Tudo que me restou fazer, quando o escudo de Elcana esvaiu-se completamente, foi me virar na direção dos dois Flagelos e apontar a espada de Yllen para eles, tentando parecer ameaçadora. Àquela altura, todo meu corpo tremia de adrenalina e meu estômago embrulhava de pavor. Dinter-Dim também tomou posição do meu lado, mas não estava com todo seu potencial para lutar. As criaturas nos olharam sorrateiramente, de algum lugar além do negrume que formava suas cabeças, e se inclinaram sedentas, o que me fez crer que não teríamos muito mais segundos até que eles avançassem.

– O que vamos fazer? – eu sussurrei para o bobo.

– Sou seu druida – ele me retrucou, sério –, diga o que tenho que fazer e eu farei.

Mas nós dois não seríamos páreos para eles nem em mil anos. Precisávamos de um plano e isso me fez pensar desesperadamente em algo que eu pudesse fazer. Só tive mais três ou quatro segundos e então o primeiro Flagelo fez um som estranho e avançou. A leveza da espada feita de Yllen em minhas mãos, misturado ao instinto desesperado de defesa, me fez lembrar das minhas aptidões com lançamentos de adagas e dos meus treinos com Ernet no Castelo-Forte – tudo isso em milésimos de segundos, é claro –, então o reflexo me fez lançar a lâmina negra na direção da criatura.

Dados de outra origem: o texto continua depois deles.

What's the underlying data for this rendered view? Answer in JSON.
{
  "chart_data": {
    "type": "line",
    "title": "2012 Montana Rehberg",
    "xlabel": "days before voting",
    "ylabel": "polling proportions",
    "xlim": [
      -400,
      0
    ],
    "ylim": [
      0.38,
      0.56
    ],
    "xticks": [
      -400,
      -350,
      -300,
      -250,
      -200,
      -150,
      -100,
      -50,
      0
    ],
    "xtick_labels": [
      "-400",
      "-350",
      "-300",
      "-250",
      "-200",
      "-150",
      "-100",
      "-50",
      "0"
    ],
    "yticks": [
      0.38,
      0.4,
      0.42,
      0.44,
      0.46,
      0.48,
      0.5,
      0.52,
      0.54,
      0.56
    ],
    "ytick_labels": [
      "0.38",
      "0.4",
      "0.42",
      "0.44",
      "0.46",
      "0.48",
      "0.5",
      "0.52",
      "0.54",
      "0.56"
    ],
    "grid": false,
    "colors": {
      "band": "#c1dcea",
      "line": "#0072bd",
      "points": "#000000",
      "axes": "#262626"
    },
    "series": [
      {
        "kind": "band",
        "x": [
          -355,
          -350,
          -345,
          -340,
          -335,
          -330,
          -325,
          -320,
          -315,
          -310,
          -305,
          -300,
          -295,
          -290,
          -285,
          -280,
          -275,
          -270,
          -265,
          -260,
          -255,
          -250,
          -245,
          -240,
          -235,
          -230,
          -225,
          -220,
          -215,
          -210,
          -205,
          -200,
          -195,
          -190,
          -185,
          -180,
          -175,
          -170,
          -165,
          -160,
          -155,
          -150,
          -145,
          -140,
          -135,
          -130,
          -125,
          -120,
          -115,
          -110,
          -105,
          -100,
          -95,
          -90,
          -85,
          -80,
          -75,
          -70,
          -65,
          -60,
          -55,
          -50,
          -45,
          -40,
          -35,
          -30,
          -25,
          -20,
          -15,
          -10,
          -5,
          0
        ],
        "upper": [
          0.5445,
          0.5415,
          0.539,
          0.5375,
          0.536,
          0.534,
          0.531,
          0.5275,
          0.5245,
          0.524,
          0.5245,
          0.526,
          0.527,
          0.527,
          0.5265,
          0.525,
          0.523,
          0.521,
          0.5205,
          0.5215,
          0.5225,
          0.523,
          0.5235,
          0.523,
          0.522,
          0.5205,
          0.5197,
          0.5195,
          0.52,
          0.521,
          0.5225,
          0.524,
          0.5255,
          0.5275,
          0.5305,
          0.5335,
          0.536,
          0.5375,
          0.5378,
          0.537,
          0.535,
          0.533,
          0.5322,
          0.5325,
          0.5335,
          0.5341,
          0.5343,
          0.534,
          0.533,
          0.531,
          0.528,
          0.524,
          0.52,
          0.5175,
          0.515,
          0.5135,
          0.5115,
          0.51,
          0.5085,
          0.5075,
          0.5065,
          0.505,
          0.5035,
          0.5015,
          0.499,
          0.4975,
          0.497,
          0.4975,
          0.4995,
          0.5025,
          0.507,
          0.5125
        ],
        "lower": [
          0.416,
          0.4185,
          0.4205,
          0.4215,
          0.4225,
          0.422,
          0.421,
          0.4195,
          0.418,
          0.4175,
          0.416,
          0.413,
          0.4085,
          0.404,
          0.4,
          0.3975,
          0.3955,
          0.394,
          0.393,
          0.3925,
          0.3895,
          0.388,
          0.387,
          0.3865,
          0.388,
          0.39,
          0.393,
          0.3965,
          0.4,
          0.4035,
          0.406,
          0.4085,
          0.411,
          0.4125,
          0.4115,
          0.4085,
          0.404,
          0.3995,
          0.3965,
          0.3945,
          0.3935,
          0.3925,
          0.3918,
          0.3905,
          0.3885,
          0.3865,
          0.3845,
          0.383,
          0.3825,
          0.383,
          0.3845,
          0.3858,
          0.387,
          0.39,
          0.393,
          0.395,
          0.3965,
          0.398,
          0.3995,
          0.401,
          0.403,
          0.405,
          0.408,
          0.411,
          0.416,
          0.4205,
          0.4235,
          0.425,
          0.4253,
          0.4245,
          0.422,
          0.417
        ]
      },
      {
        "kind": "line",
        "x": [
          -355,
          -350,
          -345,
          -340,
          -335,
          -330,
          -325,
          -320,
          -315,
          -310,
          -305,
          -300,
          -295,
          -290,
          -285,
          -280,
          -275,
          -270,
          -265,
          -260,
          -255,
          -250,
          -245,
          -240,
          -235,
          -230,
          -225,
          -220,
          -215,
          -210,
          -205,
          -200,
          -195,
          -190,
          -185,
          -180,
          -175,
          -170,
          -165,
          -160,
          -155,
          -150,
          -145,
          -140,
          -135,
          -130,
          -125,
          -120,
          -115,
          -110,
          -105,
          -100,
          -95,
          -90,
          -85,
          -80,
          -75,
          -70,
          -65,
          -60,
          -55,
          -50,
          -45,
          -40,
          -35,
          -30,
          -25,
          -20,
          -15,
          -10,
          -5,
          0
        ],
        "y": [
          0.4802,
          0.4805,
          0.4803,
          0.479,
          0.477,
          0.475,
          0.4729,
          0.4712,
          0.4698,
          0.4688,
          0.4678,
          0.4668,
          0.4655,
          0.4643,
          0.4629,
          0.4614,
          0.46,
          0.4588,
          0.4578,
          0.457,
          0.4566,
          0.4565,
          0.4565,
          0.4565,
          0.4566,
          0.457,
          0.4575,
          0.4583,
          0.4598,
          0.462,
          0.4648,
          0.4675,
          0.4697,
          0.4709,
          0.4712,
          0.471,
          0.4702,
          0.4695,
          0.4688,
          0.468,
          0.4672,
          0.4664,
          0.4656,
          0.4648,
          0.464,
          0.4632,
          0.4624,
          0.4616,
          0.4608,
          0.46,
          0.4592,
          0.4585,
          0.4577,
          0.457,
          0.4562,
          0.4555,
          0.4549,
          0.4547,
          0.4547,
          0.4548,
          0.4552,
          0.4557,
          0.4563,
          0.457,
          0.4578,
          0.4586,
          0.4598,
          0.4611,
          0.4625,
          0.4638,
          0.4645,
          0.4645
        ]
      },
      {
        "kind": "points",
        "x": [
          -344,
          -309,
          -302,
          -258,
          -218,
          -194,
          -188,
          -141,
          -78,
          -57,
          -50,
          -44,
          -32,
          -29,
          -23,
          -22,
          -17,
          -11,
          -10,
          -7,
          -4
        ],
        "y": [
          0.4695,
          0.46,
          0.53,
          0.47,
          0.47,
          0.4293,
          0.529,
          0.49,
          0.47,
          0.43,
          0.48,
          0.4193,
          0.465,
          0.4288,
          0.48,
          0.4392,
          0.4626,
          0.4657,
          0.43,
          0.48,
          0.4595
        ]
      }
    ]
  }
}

E esse tinha sido meu plano. O único que pensei.

Mas o melhor que eu poderia ter tido, dada a desvantagem daquele confronto. Por sorte, a velocidade com que Flagelo vinha não o permitiu desviar, e mesmo que ele tenha tentado atingir a lâmina com a sua própria, por milímetros isso não foi possível. A espada de Yllen girou no ar e perfurou o que seria seu peito em cheio; a fumaça ali farfalhou, abrindo-se e contorcendo-se. O grito de muitas corujas soou no ar – e eu fiz careta porque o som era horrível –, mas conforme se contorcia, a criatura negra foi se espalhando no ar até sumir. A espada, então, caiu e fincou na terra, com o cabo para cima e com os têkzênos do Avriet brilhando, mas diferentemente do que eu lembrava da luta de Lila, a espada de Yllen não estava corroída, mas intacta.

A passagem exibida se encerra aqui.